First "Ferryman" Installment

Sometimes, I can do nothing more than close my eyes and try to regulate my breathing as the veil rends and lifts away. Rarely is that ever enough to stop my tears. In truth, they are your tears, and the tears of your loved ones as they leave you. I am neither angel, nor demon; not heaven sent nor hell-bound. I simply am, in a way your earthly mind cannot grasp and worse still, chases away as Impossible.

My own time in your world comes only to me in fragments -- the scent of a perfume, heady with orchids, dabbed seductively behind the woman's ear in my embrace, music swirling languid around us. It is the scratch of a father's beard, the smell of earth and worry, heavy upon him. And sometimes, it is the solid sureness of a three year old frightened and curled against me like a cat, wild curls tickling my chin. I often wonder if these are my memories or yours, and I honestly cannot remember. I fear if I knew of my own time, the heartbreak of memory would be too much to bear. But the flashes I get seep into me like cool water and warm light as I walk the Dead away from all they've known and into a dark where they've never been. It is my charge to keep them safe, to tamp down their choking panic and, most importantly, brush the wisps of your grief and loss from them. If I did not sweep clear the cobwebs of you, the separation would be incomplete, and they would move neither forward nor back. Worse, still -- you would be trapped, as well; manacled and immobile in a world where you do not belong.

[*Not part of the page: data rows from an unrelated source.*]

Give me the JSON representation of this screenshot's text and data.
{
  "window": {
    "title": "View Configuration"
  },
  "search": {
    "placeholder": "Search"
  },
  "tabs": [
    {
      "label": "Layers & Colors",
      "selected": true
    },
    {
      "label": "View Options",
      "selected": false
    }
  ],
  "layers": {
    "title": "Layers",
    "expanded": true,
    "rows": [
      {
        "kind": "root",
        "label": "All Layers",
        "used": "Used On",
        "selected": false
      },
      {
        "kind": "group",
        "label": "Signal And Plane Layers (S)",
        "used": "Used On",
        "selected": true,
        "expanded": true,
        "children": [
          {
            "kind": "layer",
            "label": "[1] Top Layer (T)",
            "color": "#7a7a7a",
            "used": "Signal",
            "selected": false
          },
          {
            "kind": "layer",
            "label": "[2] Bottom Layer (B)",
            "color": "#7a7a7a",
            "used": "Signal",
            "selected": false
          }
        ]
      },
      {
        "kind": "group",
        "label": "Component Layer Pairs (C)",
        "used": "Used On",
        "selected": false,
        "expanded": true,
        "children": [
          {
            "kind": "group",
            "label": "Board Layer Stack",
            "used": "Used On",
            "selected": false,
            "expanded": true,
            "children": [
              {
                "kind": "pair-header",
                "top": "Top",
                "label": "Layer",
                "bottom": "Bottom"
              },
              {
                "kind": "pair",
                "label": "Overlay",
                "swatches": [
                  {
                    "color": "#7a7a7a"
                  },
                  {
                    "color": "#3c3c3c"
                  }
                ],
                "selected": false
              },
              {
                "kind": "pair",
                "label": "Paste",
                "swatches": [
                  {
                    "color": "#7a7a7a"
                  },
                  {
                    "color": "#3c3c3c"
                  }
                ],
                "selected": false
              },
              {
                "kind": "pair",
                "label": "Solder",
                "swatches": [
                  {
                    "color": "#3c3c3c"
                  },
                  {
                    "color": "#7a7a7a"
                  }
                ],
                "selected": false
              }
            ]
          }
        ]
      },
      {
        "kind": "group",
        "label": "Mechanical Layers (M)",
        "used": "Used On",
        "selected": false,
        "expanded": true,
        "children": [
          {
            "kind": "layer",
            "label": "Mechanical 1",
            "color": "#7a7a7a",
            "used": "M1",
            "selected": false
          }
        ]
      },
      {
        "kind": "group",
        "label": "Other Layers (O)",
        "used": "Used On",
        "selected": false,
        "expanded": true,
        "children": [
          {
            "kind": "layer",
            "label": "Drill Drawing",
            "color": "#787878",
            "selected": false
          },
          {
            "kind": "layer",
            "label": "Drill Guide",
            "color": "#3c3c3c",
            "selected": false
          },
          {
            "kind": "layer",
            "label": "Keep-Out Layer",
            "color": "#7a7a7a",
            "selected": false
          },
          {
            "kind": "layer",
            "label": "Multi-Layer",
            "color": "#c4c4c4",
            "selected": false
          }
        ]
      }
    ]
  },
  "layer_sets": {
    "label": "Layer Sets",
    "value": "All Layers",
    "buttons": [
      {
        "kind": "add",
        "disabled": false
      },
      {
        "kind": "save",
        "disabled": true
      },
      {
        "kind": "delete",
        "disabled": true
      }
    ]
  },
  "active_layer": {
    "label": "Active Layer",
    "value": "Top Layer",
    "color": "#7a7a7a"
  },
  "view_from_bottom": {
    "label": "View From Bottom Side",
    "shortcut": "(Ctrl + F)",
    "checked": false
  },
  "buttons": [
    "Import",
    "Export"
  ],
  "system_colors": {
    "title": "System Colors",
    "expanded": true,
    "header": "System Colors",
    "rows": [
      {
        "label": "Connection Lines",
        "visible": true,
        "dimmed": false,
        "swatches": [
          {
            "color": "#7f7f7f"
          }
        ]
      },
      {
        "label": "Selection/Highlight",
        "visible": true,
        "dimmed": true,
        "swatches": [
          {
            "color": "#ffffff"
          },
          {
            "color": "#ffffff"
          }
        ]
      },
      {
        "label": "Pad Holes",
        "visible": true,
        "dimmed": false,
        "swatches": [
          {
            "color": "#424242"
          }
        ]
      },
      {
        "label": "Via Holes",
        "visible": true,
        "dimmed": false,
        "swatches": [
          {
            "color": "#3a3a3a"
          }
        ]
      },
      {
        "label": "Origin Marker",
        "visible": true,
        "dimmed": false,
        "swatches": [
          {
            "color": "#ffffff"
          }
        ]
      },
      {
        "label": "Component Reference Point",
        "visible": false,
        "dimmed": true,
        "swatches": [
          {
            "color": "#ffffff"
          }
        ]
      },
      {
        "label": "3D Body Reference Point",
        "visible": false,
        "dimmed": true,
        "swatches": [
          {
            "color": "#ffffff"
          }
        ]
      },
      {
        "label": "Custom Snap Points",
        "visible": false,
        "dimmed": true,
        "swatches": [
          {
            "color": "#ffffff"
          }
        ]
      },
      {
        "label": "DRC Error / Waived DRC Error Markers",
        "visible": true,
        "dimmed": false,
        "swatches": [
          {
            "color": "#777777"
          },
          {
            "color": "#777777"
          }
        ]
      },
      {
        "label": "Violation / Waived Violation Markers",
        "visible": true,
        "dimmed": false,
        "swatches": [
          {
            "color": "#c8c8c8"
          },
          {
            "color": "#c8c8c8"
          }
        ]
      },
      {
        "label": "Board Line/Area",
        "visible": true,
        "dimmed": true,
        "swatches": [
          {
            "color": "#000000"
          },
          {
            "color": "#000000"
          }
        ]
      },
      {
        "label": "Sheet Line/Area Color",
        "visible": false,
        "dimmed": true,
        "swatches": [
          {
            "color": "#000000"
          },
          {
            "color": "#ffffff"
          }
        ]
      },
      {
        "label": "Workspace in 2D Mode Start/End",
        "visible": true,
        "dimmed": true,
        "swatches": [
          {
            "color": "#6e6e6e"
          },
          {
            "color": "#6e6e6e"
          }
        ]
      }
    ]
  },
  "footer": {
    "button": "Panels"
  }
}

The Dying see me in whatever form their security takes on; a prairie grandmother dead for decades, with floured hands and a tired smile; the dog that scampered in the creek with their childhood selves, catching crayfish and feeling free in the way only children do. A middle-aged man once whispered into my embrace as I pulled him from a wrecked Saab, "Are you The Silver Surfer?" and I felt him, long ago, alone and lonely, beneath a blanket in a bunk-bed, while a drunken mother raged a room away about a faithless man and fairness. Thus I became for him what he believed in, the aegis of safety he'd desired when the surge of his emotions was at its strongest. Miles away, and in the present time, his wife felt the change in the air, immutable and implacable, that nothing would ever be right again.

Yes, The Dying see me, but you -- the living -- feel me, and for the many years I have done this duty, that has been the worst of my regret: that my presence muddles time, makes it feel slow and sodden, impossible to navigate for the grieving. Your clocks seem to move slower as time stretches, bleak and barren, along a path of grief, of hurt. I wish there was something I could do to ease that, for of the few emotions I can feel, Compassion is chief among them. While my priority is the Dead, I must also be careful of the living.

You must know this: No one dies without being mourned. This is something you do not believe -- maybe cannot -- because, in earthly terms, there are such things as "evil" and "wrong." But on the other side, well... every murderer had a mother, just as every sainted mother has a son.

4 comments:

Roy said...

Jesus, Joy! I loved this when you first posted it on Gather, and it still gets me. This is just so good!

CC Miranda - The ArtRat said...

i swear i'll get to read them this time round. i'm bookmarking it for later once i've stopped being dizzy.

The Duck Pond said...

I can't praise your writing enough, Joy. I agree with Roy... I think this is a fantastic piece and I hope you submit this somewhere. It deserves to be published and read more widely!

CC Miranda - The ArtRat said...

i'm assuming that the paragraph breaks got discarded in transferal, but let me say that this is so wonderfully written that i want to read a whole book of it.